Deleterious action of FA metabolites on ATP synthesis: possible link between lipotoxicity, mitochondrial dysfunction, and insulin resistance

Insulin resistance is a characteristic feature of type 2 diabetes and obesity. Insulin-resistant individuals manifest multiple disturbances in free fatty acid (FFA) metabolism and have excessive lipid accumulation in insulin target tissues. Although much evidence supports a causal role for altered FFA metabolism in the development of insulin resistance, i.e., " lipotoxicity", the intracellular mechanisms by which elevated plasma FFA levels cause insulin resistance have yet to be completely elucidated. Recent studies have implicated a possible role for mitochondrial dysfunction in the pathogenesis of insulin resistance in skeletal muscle.

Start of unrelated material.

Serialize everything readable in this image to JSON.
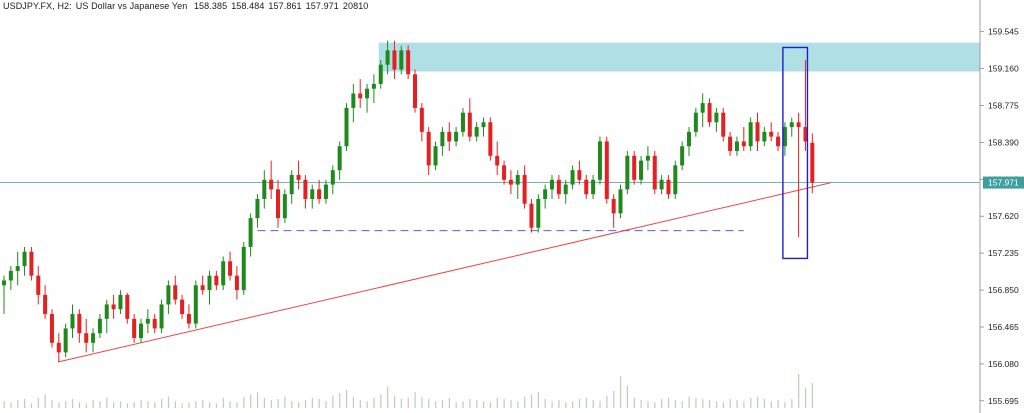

We examined the effect of FFA metabolites [palmitoyl carnitine (PC), palmitoyl-coenzyme A (CoA), and oleoyl-CoA] on ATP synthesis in mitochondria isolated from mouse and human skeletal muscle. At concentrations ranging from 0.5 to 2 μM, these FFA metabolites stimulated ATP synthesis; however, above 5 μM, there was a dose-response inhibition of ATP synthesis. Furthermore, 10 μM PC inhibits ATP synthesis from pyruvate. Elevated PC concentrations (≥10 μM) inhibit electron transport chain activity and decrease the mitochondrial inner membrane potential. These acquired mitochondrial defects, caused by a physiological increase in the concentration of FFA metabolites, provide a mechanistic link between lipotoxicity, mitochondrial dysfunction, and muscle insulin resistance.